Un groupe séparatiste de l'Alberta, province canadienne riche en ressources pétrolières située au nord du Montana, a déposé lundi plus de 300 000 signatures en faveur d'un référendum sur la sortie du Canada. Ce chiffre représente près du double du nombre nécessaire pour déclencher un vote légal.
Selon des rapports récents, au moins un quart de la population albertaine serait prêt à voter pour l'indépendance. Bien que le mouvement doive encore surmonter des obstacles majeurs, sa popularité croissante révèle des fractures profondes dans l'ordre constitutionnel canadien : différences culturelles, griefs économiques et sous-représentation politique des provinces de l'Ouest.
Un précédent québécois
L'Alberta n'a jamais officiellement engagé la procédure de sécession, contrairement au Québec, qui a organisé deux référendums sur le sujet. Le dernier, en 1995, a vu le camp du « non » l'emporter de justesse avec 50,58 % des voix. La Cour suprême du Canada avait alors rendu un avis stipulant que, si une majorité claire se dégageait en faveur de la sécession, les autres provinces et le gouvernement fédéral n'auraient pas de base légale pour s'y opposer, à condition que le Québec respecte les droits des autres.
« Les autres provinces et le gouvernement fédéral n'auraient aucun fondement pour refuser le droit au gouvernement du Québec de poursuivre la sécession si une majorité claire de sa population le souhaite, à condition de respecter les droits des autres. »
Cet avis juridique pourrait servir de base à l'Alberta pour justifier sa propre séparation.
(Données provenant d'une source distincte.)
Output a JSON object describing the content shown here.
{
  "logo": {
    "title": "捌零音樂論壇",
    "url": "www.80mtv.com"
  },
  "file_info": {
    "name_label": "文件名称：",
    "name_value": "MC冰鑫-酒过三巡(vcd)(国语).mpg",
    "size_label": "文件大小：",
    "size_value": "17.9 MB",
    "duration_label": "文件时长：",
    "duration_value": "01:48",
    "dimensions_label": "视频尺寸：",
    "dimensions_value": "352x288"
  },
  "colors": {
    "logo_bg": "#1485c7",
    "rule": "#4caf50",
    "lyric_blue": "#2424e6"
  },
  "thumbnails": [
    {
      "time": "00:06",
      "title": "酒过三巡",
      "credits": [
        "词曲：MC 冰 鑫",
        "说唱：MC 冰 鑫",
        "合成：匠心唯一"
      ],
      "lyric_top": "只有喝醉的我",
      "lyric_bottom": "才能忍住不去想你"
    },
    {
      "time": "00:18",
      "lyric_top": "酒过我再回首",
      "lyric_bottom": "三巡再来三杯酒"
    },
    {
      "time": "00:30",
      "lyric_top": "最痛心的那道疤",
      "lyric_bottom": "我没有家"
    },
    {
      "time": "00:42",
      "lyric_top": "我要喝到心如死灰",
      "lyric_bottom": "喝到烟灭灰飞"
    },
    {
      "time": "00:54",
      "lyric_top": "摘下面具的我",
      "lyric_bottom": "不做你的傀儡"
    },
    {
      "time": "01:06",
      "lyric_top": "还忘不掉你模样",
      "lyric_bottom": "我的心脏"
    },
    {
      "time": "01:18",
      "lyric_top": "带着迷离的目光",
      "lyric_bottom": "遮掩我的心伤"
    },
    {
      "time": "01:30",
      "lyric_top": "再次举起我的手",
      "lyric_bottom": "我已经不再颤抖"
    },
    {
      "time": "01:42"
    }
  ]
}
Cependant, certains groupes autochtones contestent cette possibilité, arguant que la sécession violerait leurs droits collectifs, garantis par les traités et la Charte canadienne des droits et libertés. Une décision défavorable risquerait d'alimenter le sentiment d'injustice à l'origine du mouvement souverainiste albertain.
Des valeurs et une économie divergentes
Le mouvement souverainiste albertain, baptisé « Alberta Sovereignty », trouve ses racines dans un sentiment de déconnexion entre les valeurs et les aspirations des provinces conservatrices et économiquement dynamiques de l'Ouest, comme l'Alberta, et celles des provinces de l'Est, moins prospères mais politiquement dominantes, notamment le Québec.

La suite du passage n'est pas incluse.